Location(s): Kenya; Tanzania; Haiti

Description

Antibodies measured in blood provide a sensitive measure of infection for many infectious diseases. Statistical methods that enable us to measure disease transmission intensity at the population level from blood antibody levels are an important tool for public health efforts because they help identify populations in greatest need of intervention and help measure the effectiveness of interventions designed to reduce transmission. No statistical tools like this exist for enteric pathogens (those that cause diarrhea) and neglected tropical diseases, which together cause an immense health burden among the world's poorest people, and so we propose to develop new methods to measure population-level transmission intensity of these diseases based on antibodies measured in blood from children in Kenya, Tanzania, and Haiti.

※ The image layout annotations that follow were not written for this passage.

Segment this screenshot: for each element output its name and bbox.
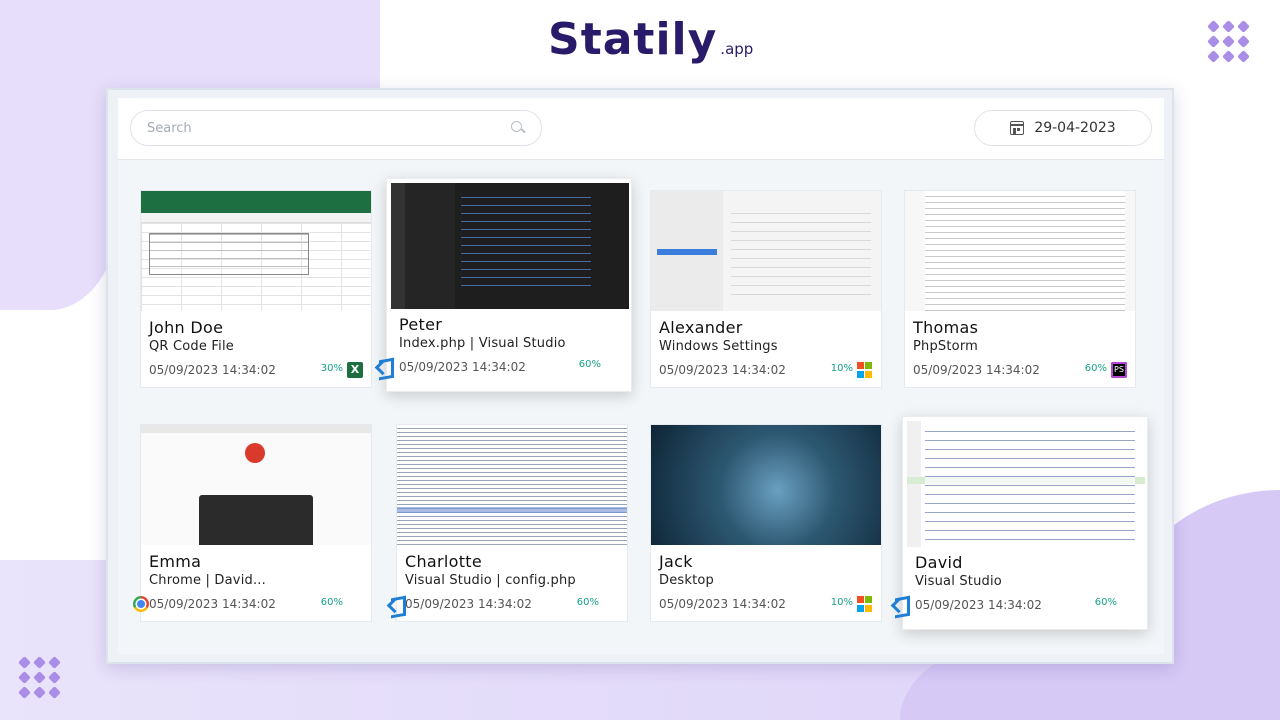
screenshot-card[interactable]: Thomas PhpStorm 05/09/2023 14:34:02 60% … — [904, 190, 1136, 388]
app-title: Windows Settings — [659, 339, 778, 354]
screenshot-card[interactable]: Peter Index.php | Visual Studio 05/09/20… — [386, 178, 632, 392]
screenshot-thumbnail[interactable] — [907, 421, 1145, 547]
screenshot-thumbnail[interactable] — [141, 425, 371, 545]
calendar-icon — [1010, 121, 1025, 135]
user-name: Charlotte — [405, 552, 483, 571]
chrome-icon — [133, 596, 149, 612]
decorative-dots — [18, 656, 61, 699]
phpstorm-icon: PS — [1111, 362, 1127, 378]
timestamp: 05/09/2023 14:34:02 — [405, 597, 532, 611]
activity-percent: 10% — [830, 363, 853, 374]
screenshot-thumbnail[interactable] — [391, 183, 629, 309]
user-name: Alexander — [659, 318, 743, 337]
app-window: 29-04-2023 John Doe QR Code File 05/09/2… — [106, 88, 1174, 664]
vscode-icon — [377, 358, 393, 374]
excel-icon: X — [347, 362, 363, 378]
background-blob-left — [0, 0, 120, 310]
screenshot-card[interactable]: Charlotte Visual Studio | config.php 05/… — [396, 424, 628, 622]
brand-suffix: .app — [720, 40, 754, 58]
timestamp: 05/09/2023 14:34:02 — [913, 363, 1040, 377]
vscode-icon — [389, 596, 405, 612]
screenshot-card[interactable]: Alexander Windows Settings 05/09/2023 14… — [650, 190, 882, 388]
app-title: Chrome | David... — [149, 573, 266, 588]
app-title: PhpStorm — [913, 339, 979, 354]
search-box[interactable] — [130, 110, 542, 146]
app-title: Visual Studio | config.php — [405, 573, 576, 588]
timestamp: 05/09/2023 14:34:02 — [399, 360, 526, 374]
toolbar: 29-04-2023 — [118, 98, 1164, 160]
activity-percent: 60% — [576, 597, 599, 608]
user-name: Peter — [399, 315, 443, 334]
windows-icon — [857, 362, 873, 378]
windows-icon — [857, 596, 873, 612]
screenshot-thumbnail[interactable] — [651, 425, 881, 545]
user-name: David — [915, 553, 963, 572]
screenshot-card[interactable]: Jack Desktop 05/09/2023 14:34:02 10% — [650, 424, 882, 622]
dashboard-panel: 29-04-2023 John Doe QR Code File 05/09/2… — [118, 98, 1164, 654]
app-title: Visual Studio — [915, 574, 1002, 589]
screenshot-thumbnail[interactable] — [397, 425, 627, 545]
search-icon[interactable] — [511, 121, 525, 135]
activity-percent: 60% — [578, 359, 601, 370]
vscode-icon — [893, 596, 909, 612]
user-name: Jack — [659, 552, 693, 571]
user-name: John Doe — [149, 318, 224, 337]
activity-percent: 10% — [830, 597, 853, 608]
date-picker[interactable]: 29-04-2023 — [974, 110, 1152, 146]
decorative-dots — [1207, 20, 1250, 63]
screenshot-thumbnail[interactable] — [905, 191, 1135, 311]
screenshot-card[interactable]: John Doe QR Code File 05/09/2023 14:34:0… — [140, 190, 372, 388]
brand-logo: Statily .app — [548, 8, 753, 68]
app-title: Index.php | Visual Studio — [399, 336, 566, 351]
timestamp: 05/09/2023 14:34:02 — [659, 363, 786, 377]
timestamp: 05/09/2023 14:34:02 — [149, 597, 276, 611]
activity-percent: 60% — [1084, 363, 1107, 374]
timestamp: 05/09/2023 14:34:02 — [915, 598, 1042, 612]
activity-percent: 60% — [1094, 597, 1117, 608]
activity-percent: 60% — [320, 597, 343, 608]
screenshot-card[interactable]: Emma Chrome | David... 05/09/2023 14:34:… — [133, 424, 372, 622]
user-name: Emma — [149, 552, 202, 571]
activity-percent: 30% — [320, 363, 343, 374]
timestamp: 05/09/2023 14:34:02 — [149, 363, 276, 377]
screenshot-card[interactable]: David Visual Studio 05/09/2023 14:34:02 … — [902, 416, 1148, 630]
screenshot-thumbnail[interactable] — [141, 191, 371, 311]
user-name: Thomas — [913, 318, 979, 337]
date-value: 29-04-2023 — [1034, 120, 1116, 136]
app-title: Desktop — [659, 573, 715, 588]
brand-name: Statily — [548, 14, 718, 65]
app-title: QR Code File — [149, 339, 234, 354]
screenshot-thumbnail[interactable] — [651, 191, 881, 311]
search-input[interactable] — [147, 120, 511, 136]
timestamp: 05/09/2023 14:34:02 — [659, 597, 786, 611]
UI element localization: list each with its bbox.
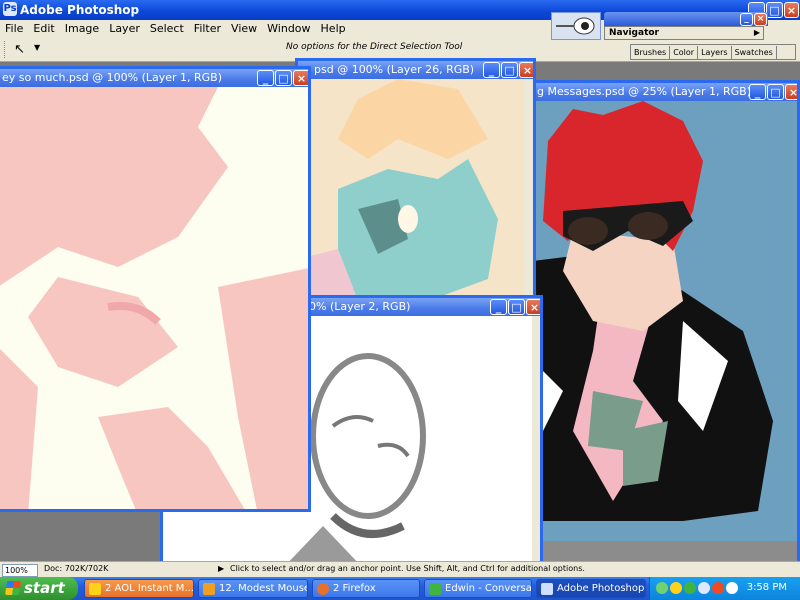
volume-icon[interactable] — [698, 582, 710, 594]
taskbar-item-label: Edwin - Conversat... — [445, 583, 532, 594]
document-title: 0% (Layer 2, RGB) — [309, 300, 411, 313]
navigator-panel: Navigator ▶ — [604, 26, 764, 40]
messenger-icon — [429, 583, 441, 595]
minimize-icon[interactable]: _ — [490, 299, 507, 315]
clock[interactable]: 3:58 PM — [747, 582, 787, 593]
close-icon[interactable]: × — [526, 299, 540, 315]
security-icon[interactable] — [712, 582, 724, 594]
minimize-icon[interactable]: _ — [740, 13, 753, 26]
document-window[interactable]: g Messages.psd @ 25% (Layer 1, RGB) _ □ … — [530, 80, 800, 564]
windows-logo-icon — [5, 581, 21, 595]
taskbar-item-photoshop[interactable]: Adobe Photoshop — [536, 579, 646, 598]
tab-navigator[interactable]: Navigator — [609, 28, 659, 38]
close-icon[interactable]: × — [293, 70, 308, 86]
tab-color[interactable]: Color — [670, 46, 699, 59]
document-titlebar[interactable]: ey so much.psd @ 100% (Layer 1, RGB) _ □… — [0, 69, 308, 87]
photoshop-icon — [541, 583, 553, 595]
menu-filter[interactable]: Filter — [189, 20, 226, 35]
grip-handle[interactable] — [4, 41, 8, 58]
document-titlebar[interactable]: psd @ 100% (Layer 26, RGB) _ □ × — [298, 61, 533, 79]
close-icon[interactable]: × — [754, 13, 767, 26]
close-icon[interactable]: × — [519, 62, 533, 78]
minimize-icon[interactable]: _ — [257, 70, 274, 86]
palette-menu-icon[interactable]: ▶ — [754, 28, 760, 37]
system-tray: 3:58 PM — [649, 577, 800, 600]
menu-edit[interactable]: Edit — [28, 20, 59, 35]
close-icon[interactable]: × — [785, 84, 797, 100]
menu-file[interactable]: File — [0, 20, 28, 35]
options-message: No options for the Direct Selection Tool — [286, 42, 463, 52]
document-title: g Messages.psd @ 25% (Layer 1, RGB) — [537, 85, 752, 98]
palette-tabs: Brushes Color Layers Swatches — [630, 44, 796, 60]
maximize-icon[interactable]: □ — [275, 70, 292, 86]
network-icon[interactable] — [656, 582, 668, 594]
media-player-icon — [203, 583, 215, 595]
taskbar-item-aim[interactable]: 2 AOL Instant M... — [84, 579, 194, 598]
taskbar-item-conversation[interactable]: Edwin - Conversat... — [424, 579, 532, 598]
menu-layer[interactable]: Layer — [104, 20, 145, 35]
app-title: Adobe Photoshop — [20, 3, 140, 17]
firefox-icon — [317, 583, 329, 595]
document-title: psd @ 100% (Layer 26, RGB) — [314, 63, 475, 76]
taskbar-item-media[interactable]: 12. Modest Mouse... — [198, 579, 308, 598]
menu-view[interactable]: View — [226, 20, 262, 35]
photoshop-icon: Ps — [3, 2, 17, 16]
tab-brushes[interactable]: Brushes — [631, 46, 671, 59]
play-icon[interactable]: ▶ — [218, 564, 224, 573]
document-window[interactable]: psd @ 100% (Layer 26, RGB) _ □ × — [295, 58, 536, 298]
aim-icon — [89, 583, 101, 595]
tab-swatches[interactable]: Swatches — [732, 46, 777, 59]
navigator-panel-titlebar[interactable]: _ × — [604, 12, 768, 26]
doc-size[interactable]: Doc: 702K/702K — [44, 564, 108, 573]
pink-portrait-artwork — [0, 87, 308, 509]
tab-layers[interactable]: Layers — [698, 46, 732, 59]
document-window[interactable]: ey so much.psd @ 100% (Layer 1, RGB) _ □… — [0, 66, 311, 512]
taskbar-item-label: Adobe Photoshop — [557, 583, 645, 594]
eye-thumbnail-icon — [556, 17, 595, 35]
canvas[interactable] — [533, 101, 797, 561]
status-message: Click to select and/or drag an anchor po… — [230, 564, 585, 573]
taskbar: start 2 AOL Instant M... 12. Modest Mous… — [0, 577, 800, 600]
maximize-icon[interactable]: □ — [766, 2, 783, 18]
chevron-down-icon[interactable]: ▼ — [34, 43, 40, 52]
maximize-icon[interactable]: □ — [767, 84, 784, 100]
menu-select[interactable]: Select — [145, 20, 189, 35]
taskbar-item-label: 2 Firefox — [333, 583, 376, 594]
portrait-artwork — [533, 101, 797, 561]
start-button[interactable]: start — [0, 577, 78, 600]
messenger-tray-icon[interactable] — [684, 582, 696, 594]
maximize-icon[interactable]: □ — [508, 299, 525, 315]
status-bar: 100% Doc: 702K/702K ▶ Click to select an… — [0, 561, 800, 578]
canvas[interactable] — [0, 87, 308, 509]
direct-selection-icon[interactable]: ↖ — [14, 42, 25, 57]
menu-window[interactable]: Window — [262, 20, 315, 35]
face-artwork — [298, 79, 533, 295]
menu-help[interactable]: Help — [316, 20, 351, 35]
taskbar-item-label: 12. Modest Mouse... — [219, 583, 307, 594]
document-title: ey so much.psd @ 100% (Layer 1, RGB) — [2, 71, 223, 84]
close-icon[interactable]: × — [784, 2, 799, 18]
taskbar-item-label: 2 AOL Instant M... — [105, 583, 194, 594]
start-label: start — [24, 579, 65, 597]
zoom-field[interactable]: 100% — [2, 564, 38, 577]
minimize-icon[interactable]: _ — [749, 84, 766, 100]
navigator-thumbnail[interactable] — [551, 12, 601, 40]
taskbar-item-firefox[interactable]: 2 Firefox — [312, 579, 420, 598]
document-titlebar[interactable]: g Messages.psd @ 25% (Layer 1, RGB) _ □ … — [533, 83, 797, 101]
menu-image[interactable]: Image — [60, 20, 104, 35]
canvas[interactable] — [298, 79, 533, 295]
maximize-icon[interactable]: □ — [501, 62, 518, 78]
aim-tray-icon[interactable] — [670, 582, 682, 594]
minimize-icon[interactable]: _ — [483, 62, 500, 78]
clock-tray-icon[interactable] — [726, 582, 738, 594]
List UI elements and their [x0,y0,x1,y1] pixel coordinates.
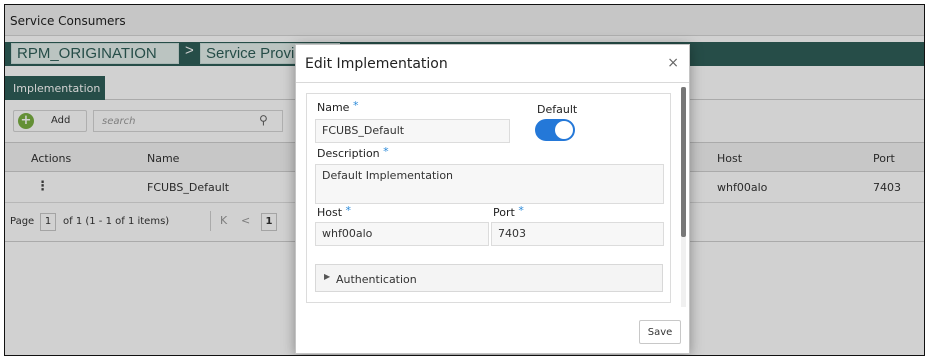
description-field[interactable]: Default Implementation [315,164,664,204]
description-label: Description * [317,145,389,160]
required-mark: * [383,145,389,158]
app-window: Service Consumers RPM_ORIGINATION > Serv… [4,4,925,356]
toggle-knob [555,121,573,139]
port-field[interactable]: 7403 [491,222,664,246]
host-label: Host * [317,204,352,219]
authentication-label: Authentication [336,273,417,286]
close-icon[interactable]: × [667,55,679,71]
default-toggle[interactable] [535,119,575,141]
dialog-form: Name * FCUBS_Default Default Description… [306,93,671,303]
scrollbar-thumb[interactable] [681,87,686,237]
save-button[interactable]: Save [639,320,681,344]
authentication-section[interactable]: ▶ Authentication [315,264,663,292]
dialog-title: Edit Implementation [305,56,448,72]
required-mark: * [518,204,524,217]
dialog-scrollbar[interactable] [681,87,686,307]
port-label: Port * [493,204,524,219]
host-field[interactable]: whf00alo [315,222,489,246]
required-mark: * [345,204,352,217]
required-mark: * [352,99,359,112]
default-label: Default [537,103,578,116]
name-label: Name * [317,99,359,114]
dialog-header: Edit Implementation × [296,45,689,83]
caret-right-icon: ▶ [324,272,331,281]
edit-implementation-dialog: Edit Implementation × Name * FCUBS_Defau… [295,44,690,354]
name-field[interactable]: FCUBS_Default [315,119,510,143]
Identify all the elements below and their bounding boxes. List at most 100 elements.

 Recent advances in multiplex antigen assays have led to the development of low-cost and sensitive methods to measure enteric pathogens and neglected tropical diseases (NTDs). There have not been commensurate advances in the statistical methods used to derive measures of transmission intensity from antibody response. Translating antibody response into metrics of transmission intensity is a key step from a public health perspective because it enables us to target intervention programs to the populations most in need and then measure the effectiveness of those programs. Aims and Methods: The overarching goal of this research is to develop a methodologic framework to translate antibody response measured in cross-sectional surveys into measures of transmission intensity for enteric pathogens (7 included in the study, e.g., Cryptosporidium parvum, enterotoxigenic E. coli) and neglected tropical diseases (principal focus: lymphatic filariasis). We approach this goal from two novel perspectives. In Aim 1, we draw on the "peak shift" phenomenon for infectious diseases, and hypothesize that changes in transmission will be detectable in the age-specific antibody response curve. At lower transmission, antibody levels should decline across all ages due to fewer and less frequent active infections, leading to an overall shift in the age-specific response curve. We will evaluate the approach by comparing antibody response curves for young children with different exposures (improved vs. unimproved drinking water for enteric pathogens; pre- versus post- mass drug administration for lymphatic filariasis) in large, well characterized cohorts in Kenya, Tanzania, and Haiti. In Aim 2, we will develop semi-parametric methods to estimate the force of infection (seroconversion rate) from seroprevalence data for pathogens where seroreversion is possible, using lymphatic filariasis as an example. Our new approach marks a significant advance over previous work in this area by making few modeling assumptions and by allowing for the flexible control of confounding between comparison groups. We will evaluate the approach in Haiti by measuring the effect of mass drug administration on the force of infection for lymphatic filariasis For all of the methods, we will create user-friendly, open source software to accelerate translation to applied research.